Recently, Knoxville Police addressed a camp located behind Fountain City Skate Park, and there are more out there. Bunch said KPD doesn’t go hunting for homeless camps. They base their response on citizen complaints. A special task force cleans up about one camp per week, but they don’t just suddenly show up and kick people out. They watch the camp for a few days first. The goal, said Bunch, is to find the people who live there and offer them help.
“We talk to them and offer them services, including treatment for mental health and substance abuse,” she said. “Our main goal isn’t to just displace people. It’s more about getting them a permanent residence.”
Bunch said mental health and substance abuse problems are the reason many of the individuals remain homeless.
“Some are just down on their luck, but typically those seek out the resources anyway,” she said.

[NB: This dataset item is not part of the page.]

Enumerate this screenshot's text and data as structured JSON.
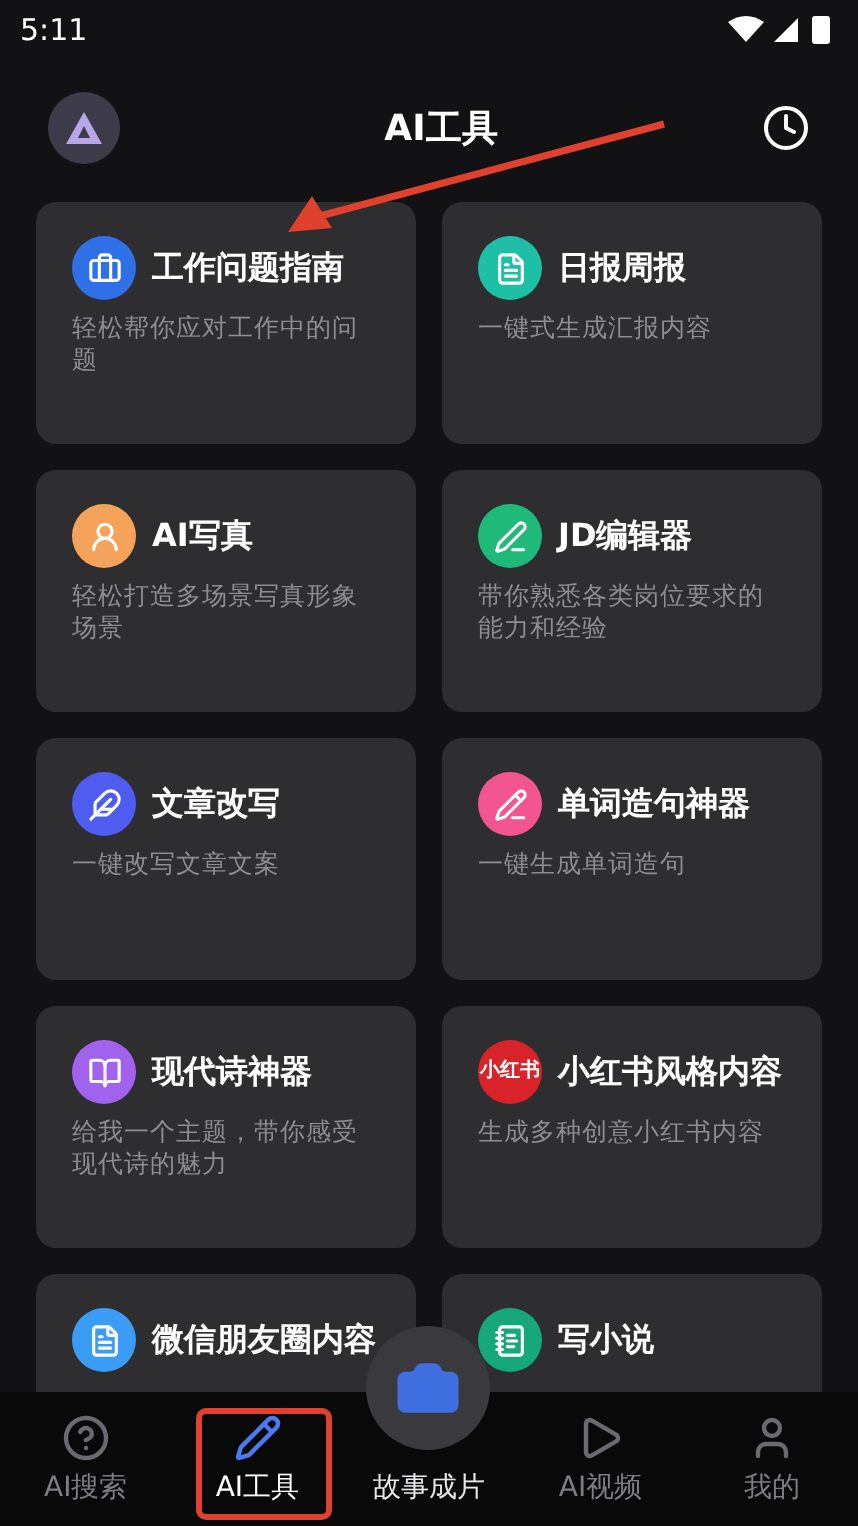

So, what can you do to address homelessness in your community? Bunch asked that people call KPD if they suspect a homeless camp is near them or if an individual is panhandling or causing problems.
“Please report it,” she said. “We have services we can offer them to get them off the street. It’s not that you’re just being mean. If you feel weird about something, I’d rather you call and it turn out to be nothing.”
Also, even though it’s hard to say no, Bunch asked that people stop giving panhandlers money, and that businesses stop giving them free food.
“Things like that end up keeping them here instead of seeking out the true resources we can offer them,” Bunch said. “Unfortunately, that is what keeps them where they are, and it is so hard to say no. As much as it hurts, stop allowing for that to happen.
“My goal is to get them into permanent housing. That helps everybody and cleans up our community, too.”